Au-revoir là-haut

Novembre 1919. Deux rescapés des tranchées, l’un dessinateur de génie, l’autre modeste comptable, décident de monter une arnaque aux monuments aux morts. Dans la France des années folles, l’entreprise va se révéler aussi dangereuse que spectaculaire…

En adaptant Au-revoir là-haut, prix Goncourt 2013 signé Pierre Lemaitre, Albert Dupontel livre à la fois une fantaisie romanesque, un récit cruel et merveilleux, une comédie douce-amère, un drame intime, un pamphlet politique.

« En plus de mon énorme plaisir de lecteur, je trouvais le livre extrêmement inspirant. Tous les personnages me paraissaient d’une modernité confondante. Une petite minorité, cupide et avide, domine le monde, les multinationales actuelles sont remplies de Pradelle et de Marcel Péricourt, sans foi ni loi, qui font souffrir les innombrables Maillard qui eux aussi persévèrent à survivre à travers les siècles. Le récit contenait également une histoire universelle, dans le rapport d’un père plein de remords, à un fils délaissé et incompris.

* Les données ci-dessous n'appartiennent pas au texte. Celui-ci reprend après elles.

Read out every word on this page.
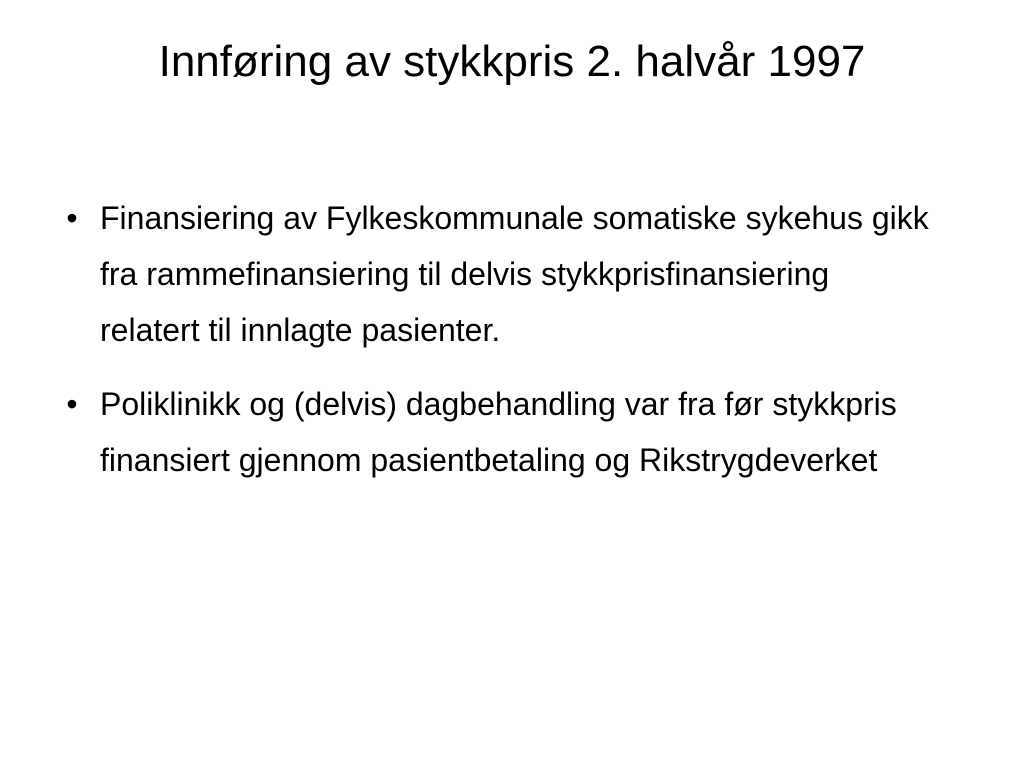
Innføring av stykkpris 2. halvår 1997
• Finansiering av Fylkeskommunale somatiske sykehus gikk fra rammefinansiering til delvis stykkprisfinansiering relatert til innlagte pasienter.
• Poliklinikk og (delvis) dagbehandling var fra før stykkpris finansiert gjennom pasientbetaling og Rikstrygdeverket
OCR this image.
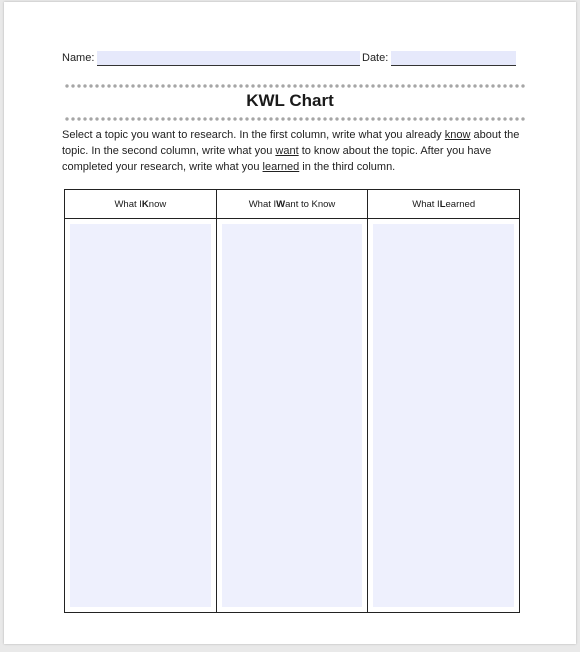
Name:	Date:
KWL Chart
Select a topic you want to research. In the first column, write what you already know about the topic. In the second column, write what you want to know about the topic. After you have completed your research, write what you learned in the third column.
What I K now	What I W ant to Know	What I L earned
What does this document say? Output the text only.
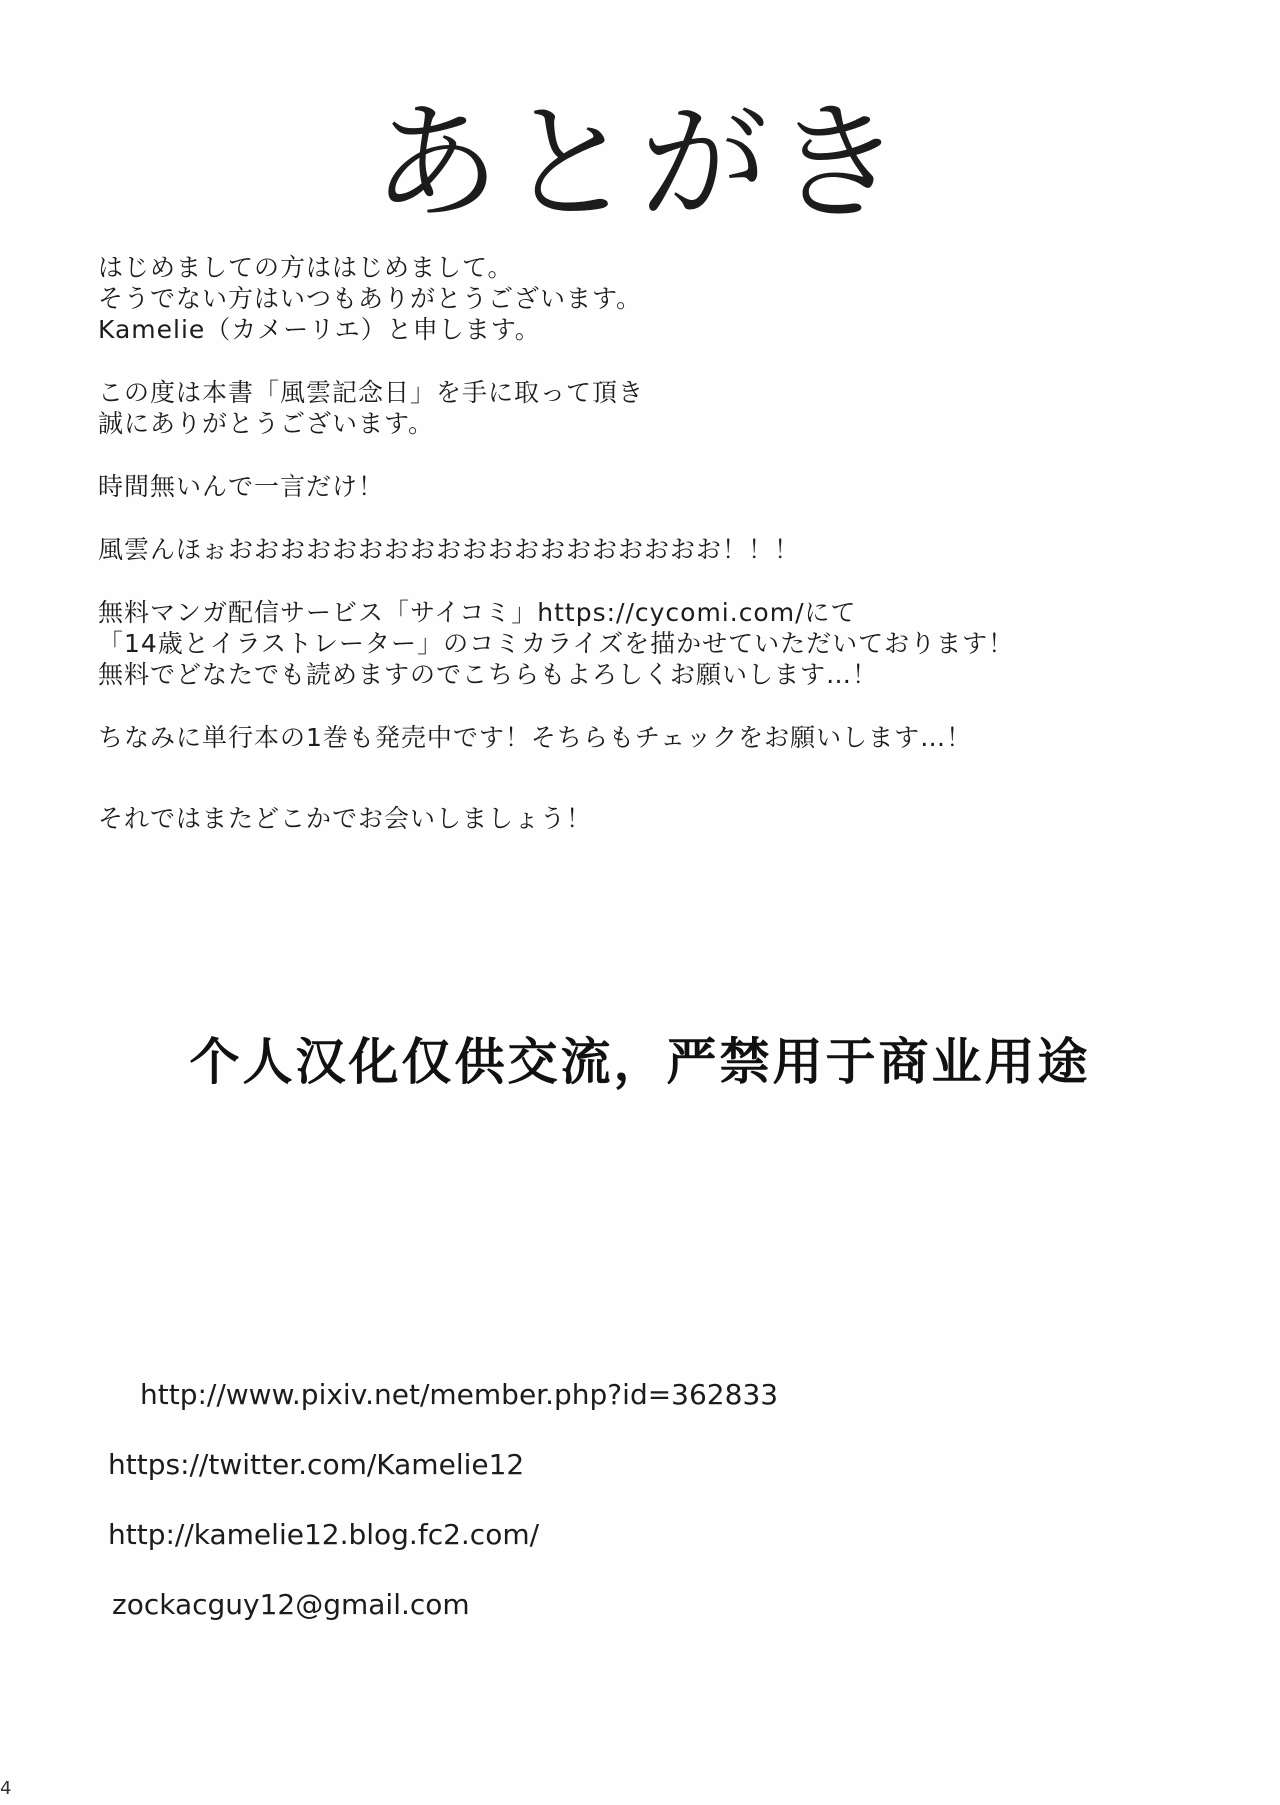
あとがき
はじめましての方ははじめまして。
そうでない方はいつもありがとうございます。
Kamelie（カメーリエ）と申します。
この度は本書「風雲記念日」を手に取って頂き
誠にありがとうございます。
時間無いんで一言だけ！
風雲んほぉおおおおおおおおおおおおおおおおおおお！！！
無料マンガ配信サービス「サイコミ」https://cycomi.com/にて
「14歳とイラストレーター」のコミカライズを描かせていただいております！
無料でどなたでも読めますのでこちらもよろしくお願いします…！
ちなみに単行本の1巻も発売中です！そちらもチェックをお願いします…！
それではまたどこかでお会いしましょう！
个人汉化仅供交流，严禁用于商业用途
http://www.pixiv.net/member.php?id=362833
https://twitter.com/Kamelie12
http://kamelie12.blog.fc2.com/
zockacguy12@gmail.com
4
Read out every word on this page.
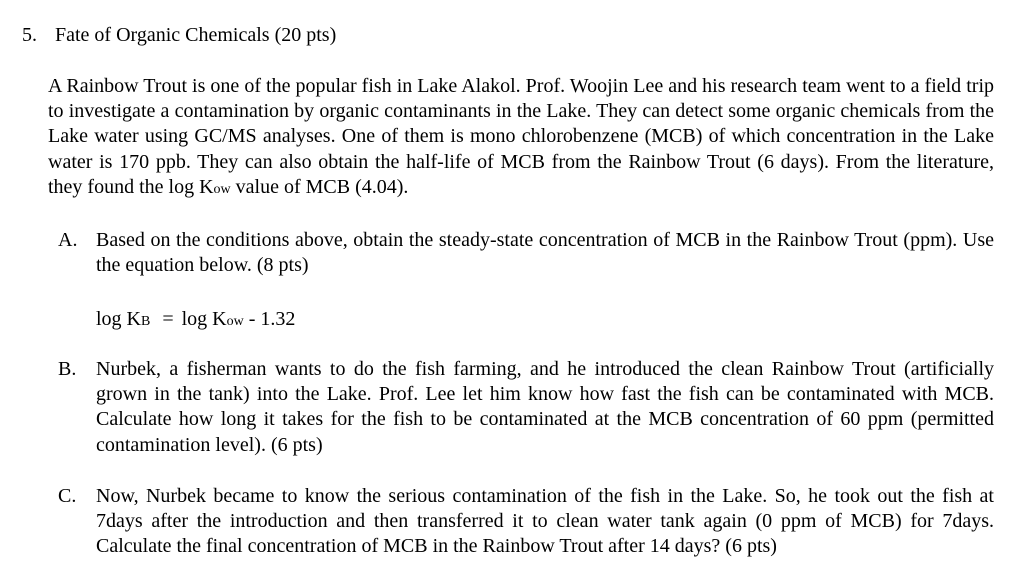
5. Fate of Organic Chemicals (20 pts)
A Rainbow Trout is one of the popular fish in Lake Alakol. Prof. Woojin Lee and his research team went to a field trip to investigate a contamination by organic contaminants in the Lake. They can detect some organic chemicals from the Lake water using GC/MS analyses. One of them is mono chlorobenzene (MCB) of which concentration in the Lake water is 170 ppb. They can also obtain the half-life of MCB from the Rainbow Trout (6 days). From the literature, they found the log Kow value of MCB (4.04).
A. Based on the conditions above, obtain the steady-state concentration of MCB in the Rainbow Trout (ppm). Use the equation below. (8 pts)
log KB = log Kow - 1.32
B. Nurbek, a fisherman wants to do the fish farming, and he introduced the clean Rainbow Trout (artificially grown in the tank) into the Lake. Prof. Lee let him know how fast the fish can be contaminated with MCB. Calculate how long it takes for the fish to be contaminated at the MCB concentration of 60 ppm (permitted contamination level). (6 pts)
C. Now, Nurbek became to know the serious contamination of the fish in the Lake. So, he took out the fish at 7days after the introduction and then transferred it to clean water tank again (0 ppm of MCB) for 7days. Calculate the final concentration of MCB in the Rainbow Trout after 14 days? (6 pts)
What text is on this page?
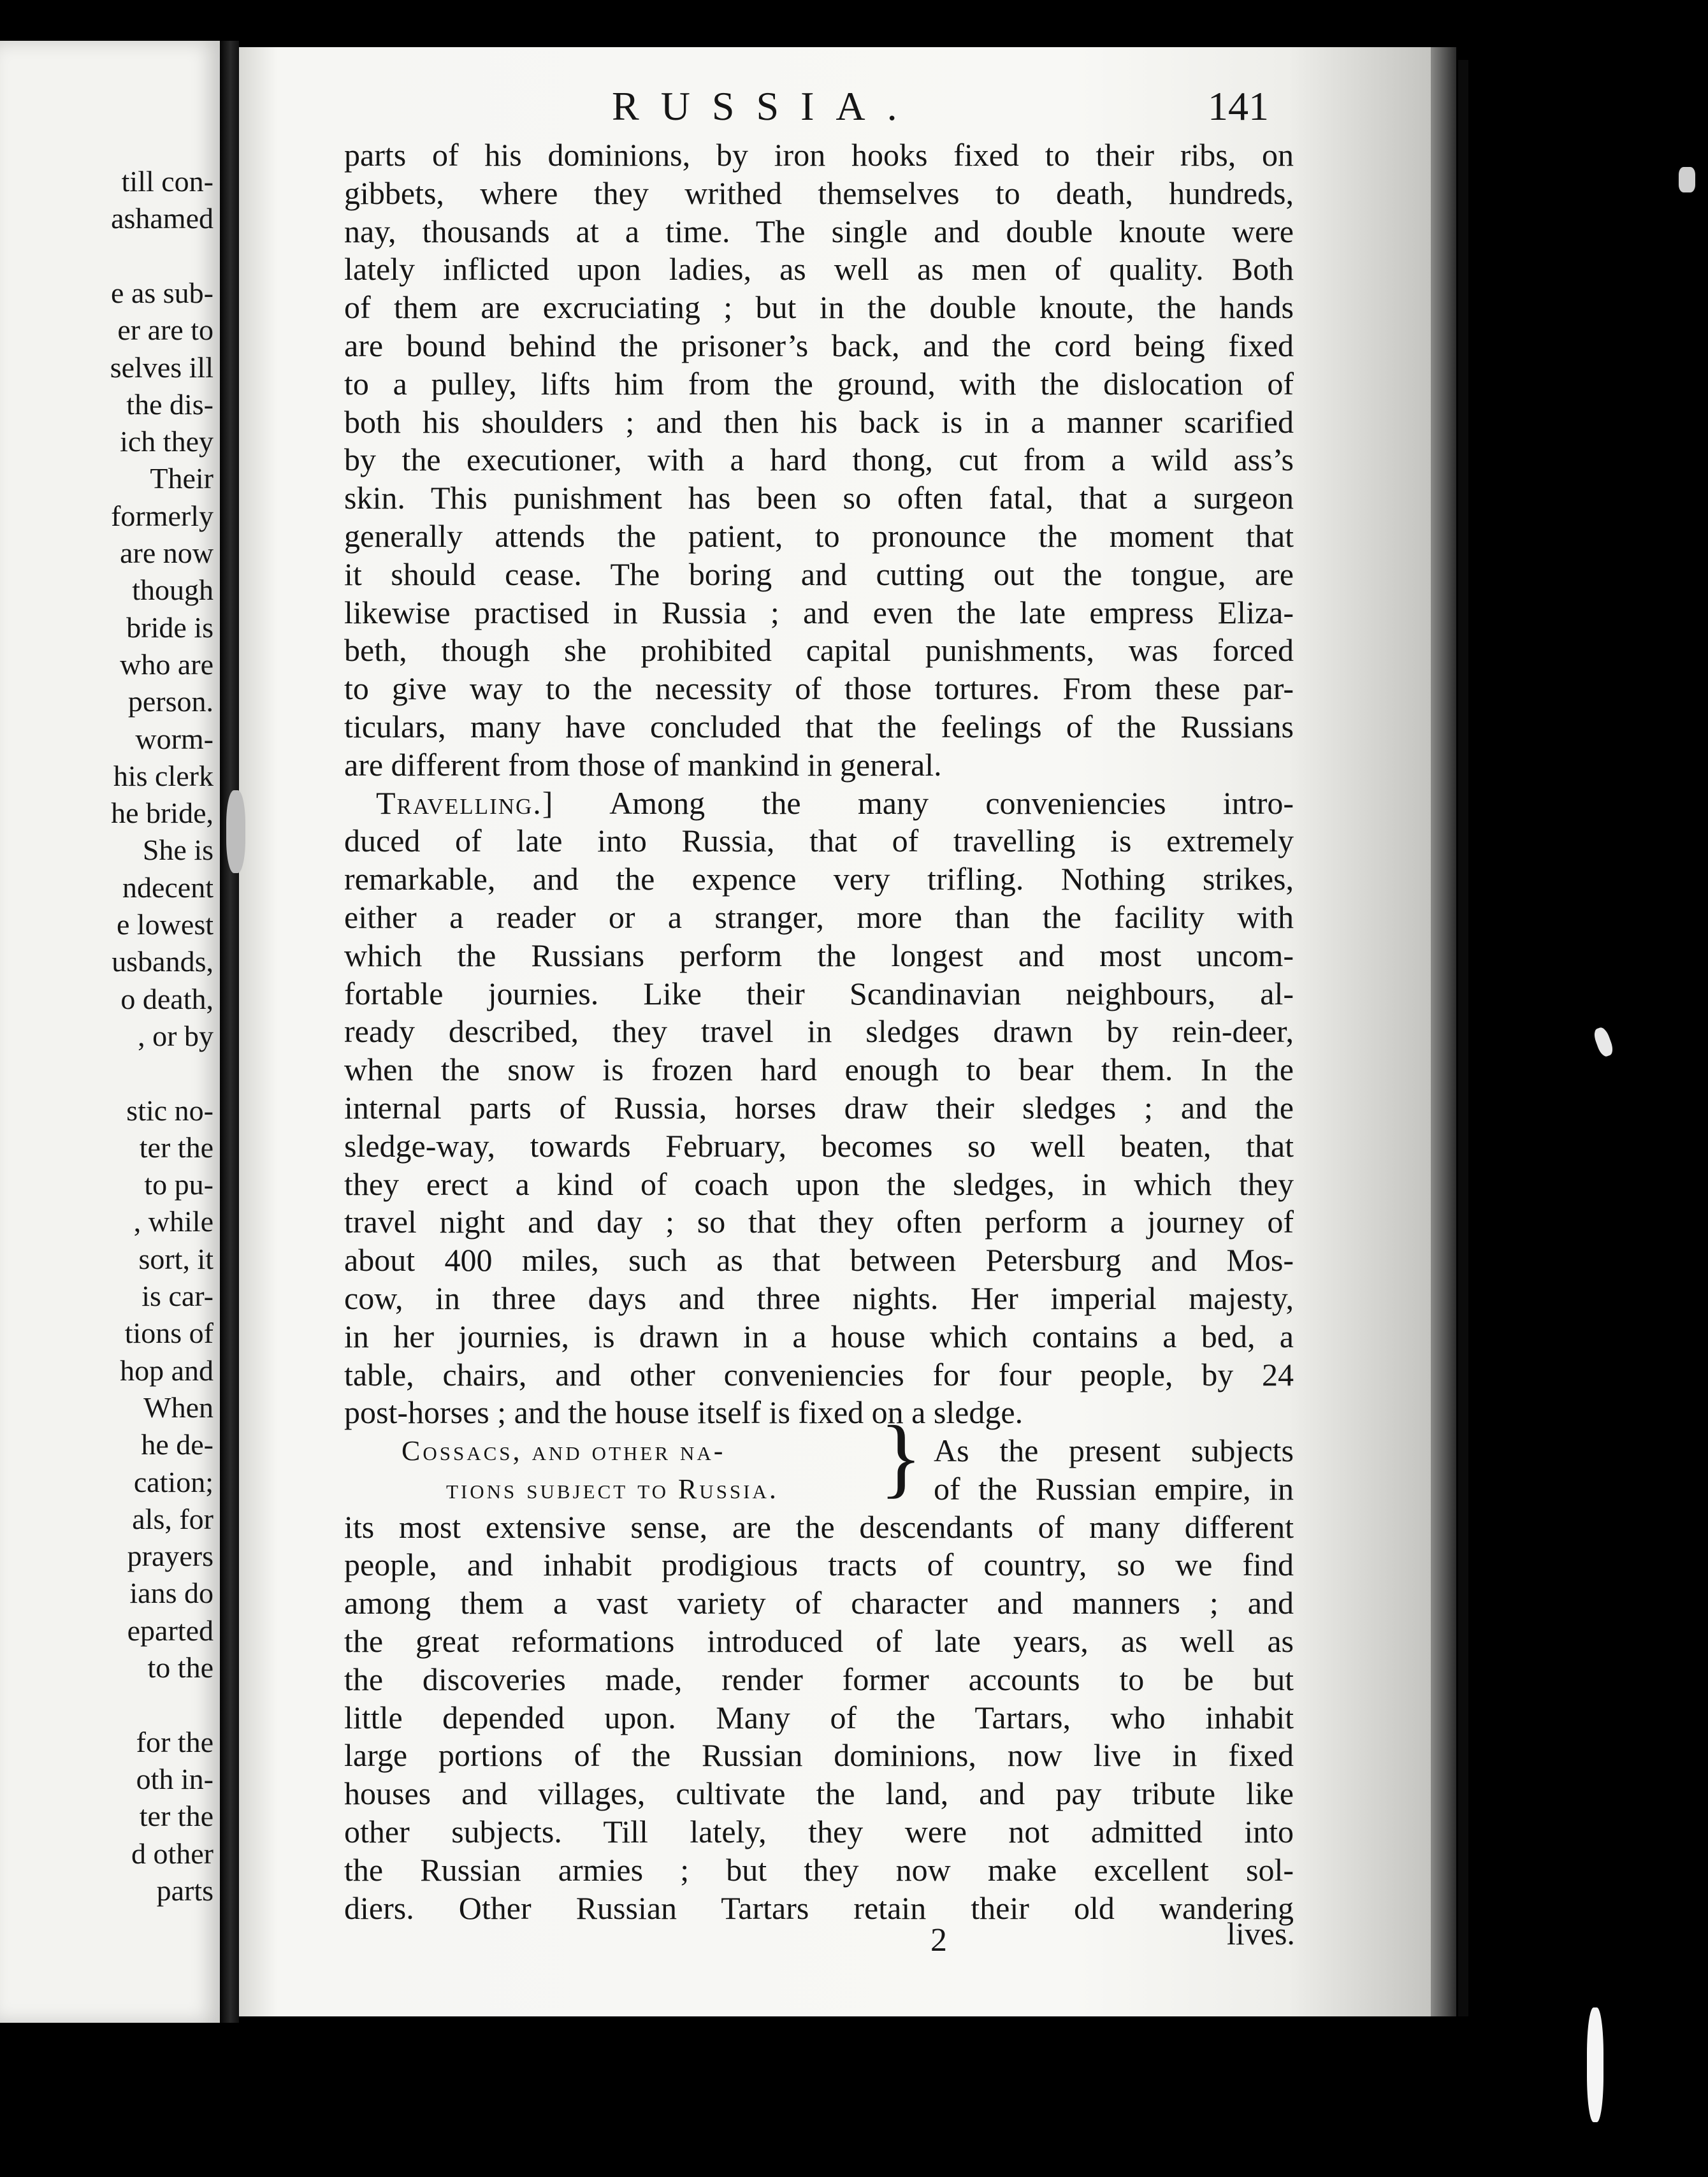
till con-
ashamed
e as sub-
er are to
selves ill
the dis-
ich they
Their
formerly
are now
though
bride is
who are
person.
worm-
his clerk
he bride,
She is
ndecent
e lowest
usbands,
o death,
, or by
stic no-
ter the
to pu-
, while
sort, it
is car-
tions of
hop and
When
he de-
cation;
als, for
prayers
ians do
eparted
to the
for the
oth in-
ter the
d other
parts
RUSSIA.	141
parts of his dominions, by iron hooks fixed to their ribs, on
gibbets, where they writhed themselves to death, hundreds,
nay, thousands at a time. The single and double knoute were
lately inflicted upon ladies, as well as men of quality. Both
of them are excruciating ; but in the double knoute, the hands
are bound behind the prisoner’s back, and the cord being fixed
to a pulley, lifts him from the ground, with the dislocation of
both his shoulders ; and then his back is in a manner scarified
by the executioner, with a hard thong, cut from a wild ass’s
skin. This punishment has been so often fatal, that a surgeon
generally attends the patient, to pronounce the moment that
it should cease. The boring and cutting out the tongue, are
likewise practised in Russia ; and even the late empress Eliza-
beth, though she prohibited capital punishments, was forced
to give way to the necessity of those tortures. From these par-
ticulars, many have concluded that the feelings of the Russians
are different from those of mankind in general.
Travelling.] Among the many conveniencies intro-
duced of late into Russia, that of travelling is extremely
remarkable, and the expence very trifling. Nothing strikes,
either a reader or a stranger, more than the facility with
which the Russians perform the longest and most uncom-
fortable journies. Like their Scandinavian neighbours, al-
ready described, they travel in sledges drawn by rein-deer,
when the snow is frozen hard enough to bear them. In the
internal parts of Russia, horses draw their sledges ; and the
sledge-way, towards February, becomes so well beaten, that
they erect a kind of coach upon the sledges, in which they
travel night and day ; so that they often perform a journey of
about 400 miles, such as that between Petersburg and Mos-
cow, in three days and three nights. Her imperial majesty,
in her journies, is drawn in a house which contains a bed, a
table, chairs, and other conveniencies for four people, by 24
post-horses ; and the house itself is fixed on a sledge.
Cossacs, and other na-	As the present subjects
tions subject to Russia. } of the Russian empire, in
its most extensive sense, are the descendants of many different
people, and inhabit prodigious tracts of country, so we find
among them a vast variety of character and manners ; and
the great reformations introduced of late years, as well as
the discoveries made, render former accounts to be but
little depended upon. Many of the Tartars, who inhabit
large portions of the Russian dominions, now live in fixed
houses and villages, cultivate the land, and pay tribute like
other subjects. Till lately, they were not admitted into
the Russian armies ; but they now make excellent sol-
diers. Other Russian Tartars retain their old wandering
2	lives.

Et enfin, l’intrigue de l’arnaque aux monuments aux morts créait un fil rouge donnant rythme et suspens au récit. » révèle le réalisateur.

Servi par un casting prestigieux (outre Albert Dupontel, le jeune Nahuel Perez Biscayart, révélé récemment dans 120 battements par minute de Robin Campillo, Laurent Lafitte, parfait en pourriture irrécupérable, Niels Arestrup, Mélanie Thierry ou encore Emilie Dequenne), le film jongle avec les rebondissements, multiplie les intrigues sans jamais perdre de vue son fil conducteur, alterne avec virtuosité les scènes de grand spectacle (celle du champ de bataille explose de façon spectaculaire, une autre, se déroulant lors d’une soirée festive au Lutetia, s’avère d’une folle inventivité) ou les scènes plus graves, filmées avec pudeur et élégance (celle où Edouard Péricourt découvre son visage défiguré).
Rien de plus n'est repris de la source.